The GMB union officer who negotiated the closure of the Terry’s plant called it “death by stealth”, recalling that ” We were being told privately by Kraft that they were looking for a more adaptable site in York. It transpired that they were always planning to move production to Eastern Europe.”

Kraft built its European expansion on the 1990 acquisition of Jacob Suchard and the takeover of Scandinavian confectioner Freia Marabou three years later. Since Freia Marabou was registered in Norway, Kraft was legally obliged to spell out its business plan in order to gain government approval.

So to do the deal Kraft made explicit commitments to maintain the company’s 5 product categories. In rapid succession, these were sold off, outsourced or transferred abroad; today only chocolate remains. Kraft stated that a key reason for the acquisition was to increase the volume of chocolate production; it was steadily whittled down through production transfers and subcontracting. The Nordic head office was to remain in Oslo; it was quickly moved to Stockholm. Kraft promised to safeguard company tradition and culture; it has been processed like cheese spread beyond recognition.

Of course Kraft always cited, and continues to cite, changing circumstances for these sudden about-turns. When now ex-Cadbury Chairman Roger Carr announced on January 19 that the price was right for Cadbury to sell he belatedly discovered Kraft’s commitment to  “our heritage, values and people throughout the world” just 5 days after publicly deriding the company as an underperforming “unfocused conglomerate.”  Circumstances clearly had changed. But Carr could cash in his stock options and bonuses and move on. Kraft workers have no such options, and are understandably anxious about their position within a company whose acquisition bulimia has left it heavily in debt and with little credibility when it comes to something as essential as… trust.

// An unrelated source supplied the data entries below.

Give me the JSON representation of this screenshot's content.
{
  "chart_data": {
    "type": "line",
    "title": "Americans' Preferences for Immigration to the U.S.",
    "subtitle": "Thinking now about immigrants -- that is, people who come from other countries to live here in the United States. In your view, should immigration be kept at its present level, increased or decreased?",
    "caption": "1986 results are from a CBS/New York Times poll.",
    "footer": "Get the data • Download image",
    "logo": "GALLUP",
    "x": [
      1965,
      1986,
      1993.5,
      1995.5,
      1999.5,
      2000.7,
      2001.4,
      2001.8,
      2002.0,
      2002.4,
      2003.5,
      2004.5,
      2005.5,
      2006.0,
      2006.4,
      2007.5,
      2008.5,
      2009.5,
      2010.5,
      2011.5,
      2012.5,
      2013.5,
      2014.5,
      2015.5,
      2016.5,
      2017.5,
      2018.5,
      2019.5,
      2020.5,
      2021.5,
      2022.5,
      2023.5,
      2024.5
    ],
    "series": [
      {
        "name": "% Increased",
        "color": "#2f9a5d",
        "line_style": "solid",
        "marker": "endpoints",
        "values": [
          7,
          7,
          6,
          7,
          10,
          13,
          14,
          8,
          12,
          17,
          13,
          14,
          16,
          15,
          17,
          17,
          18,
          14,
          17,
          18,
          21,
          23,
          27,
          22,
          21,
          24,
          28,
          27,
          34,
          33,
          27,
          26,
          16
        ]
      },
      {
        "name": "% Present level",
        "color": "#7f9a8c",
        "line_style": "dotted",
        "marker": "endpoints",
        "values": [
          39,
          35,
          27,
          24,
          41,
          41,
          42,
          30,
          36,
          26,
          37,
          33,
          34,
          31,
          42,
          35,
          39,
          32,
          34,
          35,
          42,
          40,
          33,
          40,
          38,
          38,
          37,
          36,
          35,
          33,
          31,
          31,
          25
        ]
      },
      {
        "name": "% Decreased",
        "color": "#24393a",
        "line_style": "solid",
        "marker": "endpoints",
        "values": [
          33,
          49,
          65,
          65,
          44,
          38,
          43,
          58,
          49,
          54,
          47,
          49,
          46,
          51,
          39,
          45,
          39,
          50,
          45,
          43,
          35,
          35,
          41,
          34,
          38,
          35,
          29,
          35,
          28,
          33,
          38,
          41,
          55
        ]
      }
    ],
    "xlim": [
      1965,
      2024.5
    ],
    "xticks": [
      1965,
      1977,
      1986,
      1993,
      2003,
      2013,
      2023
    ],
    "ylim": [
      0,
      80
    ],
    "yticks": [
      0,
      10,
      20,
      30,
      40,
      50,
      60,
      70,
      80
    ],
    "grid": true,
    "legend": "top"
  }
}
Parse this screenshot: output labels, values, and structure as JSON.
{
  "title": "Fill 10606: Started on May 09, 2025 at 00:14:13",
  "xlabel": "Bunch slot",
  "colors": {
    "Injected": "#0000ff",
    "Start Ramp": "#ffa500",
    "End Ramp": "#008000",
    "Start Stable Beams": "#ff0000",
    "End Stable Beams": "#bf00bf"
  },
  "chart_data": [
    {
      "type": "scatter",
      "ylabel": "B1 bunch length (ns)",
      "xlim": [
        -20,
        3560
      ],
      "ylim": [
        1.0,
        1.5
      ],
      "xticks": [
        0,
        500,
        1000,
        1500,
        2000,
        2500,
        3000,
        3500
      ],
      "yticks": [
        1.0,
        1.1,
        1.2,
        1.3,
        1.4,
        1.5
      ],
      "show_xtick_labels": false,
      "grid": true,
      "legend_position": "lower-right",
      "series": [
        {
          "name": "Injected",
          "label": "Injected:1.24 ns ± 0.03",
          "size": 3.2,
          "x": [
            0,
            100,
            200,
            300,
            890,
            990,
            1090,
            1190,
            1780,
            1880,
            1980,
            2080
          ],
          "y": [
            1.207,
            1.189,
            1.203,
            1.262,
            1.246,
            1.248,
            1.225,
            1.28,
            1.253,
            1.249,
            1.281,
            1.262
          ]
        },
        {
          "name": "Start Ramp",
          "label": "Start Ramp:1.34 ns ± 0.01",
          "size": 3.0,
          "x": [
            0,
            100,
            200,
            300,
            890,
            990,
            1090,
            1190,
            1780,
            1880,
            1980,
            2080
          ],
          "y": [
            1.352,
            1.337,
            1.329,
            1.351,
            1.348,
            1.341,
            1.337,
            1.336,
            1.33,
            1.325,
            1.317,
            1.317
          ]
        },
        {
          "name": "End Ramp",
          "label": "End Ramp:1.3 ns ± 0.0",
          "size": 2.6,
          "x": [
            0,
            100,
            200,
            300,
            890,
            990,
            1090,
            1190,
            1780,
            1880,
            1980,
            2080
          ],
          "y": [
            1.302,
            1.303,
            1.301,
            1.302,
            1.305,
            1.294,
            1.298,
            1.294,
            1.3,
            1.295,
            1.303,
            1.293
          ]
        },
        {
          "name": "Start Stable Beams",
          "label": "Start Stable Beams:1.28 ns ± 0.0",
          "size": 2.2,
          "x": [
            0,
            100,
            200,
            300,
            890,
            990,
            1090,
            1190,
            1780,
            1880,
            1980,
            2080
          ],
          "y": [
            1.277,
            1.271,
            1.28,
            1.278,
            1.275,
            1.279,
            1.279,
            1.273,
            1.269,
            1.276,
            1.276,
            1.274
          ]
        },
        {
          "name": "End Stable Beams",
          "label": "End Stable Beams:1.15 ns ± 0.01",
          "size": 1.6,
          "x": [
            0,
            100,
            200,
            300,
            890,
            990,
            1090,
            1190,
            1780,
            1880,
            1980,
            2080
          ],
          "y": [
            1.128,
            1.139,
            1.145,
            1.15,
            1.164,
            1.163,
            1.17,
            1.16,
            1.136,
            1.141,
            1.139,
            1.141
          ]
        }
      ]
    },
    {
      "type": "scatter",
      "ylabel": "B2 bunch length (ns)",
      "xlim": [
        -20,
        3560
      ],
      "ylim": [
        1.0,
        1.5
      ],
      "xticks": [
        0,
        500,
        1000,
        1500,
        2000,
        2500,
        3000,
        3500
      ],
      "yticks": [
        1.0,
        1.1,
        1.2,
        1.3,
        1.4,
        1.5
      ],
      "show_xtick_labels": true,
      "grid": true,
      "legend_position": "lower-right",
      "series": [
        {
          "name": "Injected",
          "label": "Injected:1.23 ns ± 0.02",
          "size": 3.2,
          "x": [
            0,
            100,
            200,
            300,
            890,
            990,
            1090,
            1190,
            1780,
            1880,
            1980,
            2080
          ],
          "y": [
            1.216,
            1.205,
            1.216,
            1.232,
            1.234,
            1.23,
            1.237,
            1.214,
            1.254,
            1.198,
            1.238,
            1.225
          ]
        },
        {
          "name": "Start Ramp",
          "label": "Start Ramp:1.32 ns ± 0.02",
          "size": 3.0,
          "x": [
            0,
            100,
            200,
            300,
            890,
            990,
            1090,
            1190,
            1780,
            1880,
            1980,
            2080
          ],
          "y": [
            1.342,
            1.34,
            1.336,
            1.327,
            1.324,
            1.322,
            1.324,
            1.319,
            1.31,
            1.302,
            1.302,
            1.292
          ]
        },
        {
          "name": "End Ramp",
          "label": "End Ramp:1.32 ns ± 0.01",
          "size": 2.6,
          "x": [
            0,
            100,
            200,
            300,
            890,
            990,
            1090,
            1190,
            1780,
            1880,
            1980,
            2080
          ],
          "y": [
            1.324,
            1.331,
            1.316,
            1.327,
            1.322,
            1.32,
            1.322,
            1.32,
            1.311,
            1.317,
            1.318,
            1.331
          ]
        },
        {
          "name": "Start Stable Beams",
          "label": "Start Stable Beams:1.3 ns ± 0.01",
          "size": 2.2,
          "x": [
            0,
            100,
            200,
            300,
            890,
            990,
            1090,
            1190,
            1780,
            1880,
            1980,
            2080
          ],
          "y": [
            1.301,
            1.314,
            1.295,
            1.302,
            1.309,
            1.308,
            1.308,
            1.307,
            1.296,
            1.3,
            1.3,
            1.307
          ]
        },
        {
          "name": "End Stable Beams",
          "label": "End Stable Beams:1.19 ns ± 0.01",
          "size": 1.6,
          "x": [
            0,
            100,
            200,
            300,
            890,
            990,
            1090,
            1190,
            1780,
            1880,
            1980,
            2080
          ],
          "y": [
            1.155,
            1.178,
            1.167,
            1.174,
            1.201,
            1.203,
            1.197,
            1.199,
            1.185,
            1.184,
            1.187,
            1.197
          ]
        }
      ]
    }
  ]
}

When Kraft bought Danone’s European biscuit business, Rosenfeld announced they were financing the acquisition by taking on new debt in order to continue using cash to fund the share buyback program. Choking on debt, Kraft had to put the buybacks on hold. Kraft invested heavily in reaching out to investors to convince them the company was healthy (and laid off additional thousands to show its commitment to “shareholder value”). The investors remain unconvinced, but at least they get their conference calls. Unite couldn’t get a meeting – and Kraft has rejected calls by unions around the world to meet with them and the IUF as their global counterpart.

The Somerdale lesson won’t be easily forgotten. Kraft would be well advised to consider that trust is indeed essential for healthy industrial relations, and that it requires more than Kool-Aid and not-so-Krafty lies.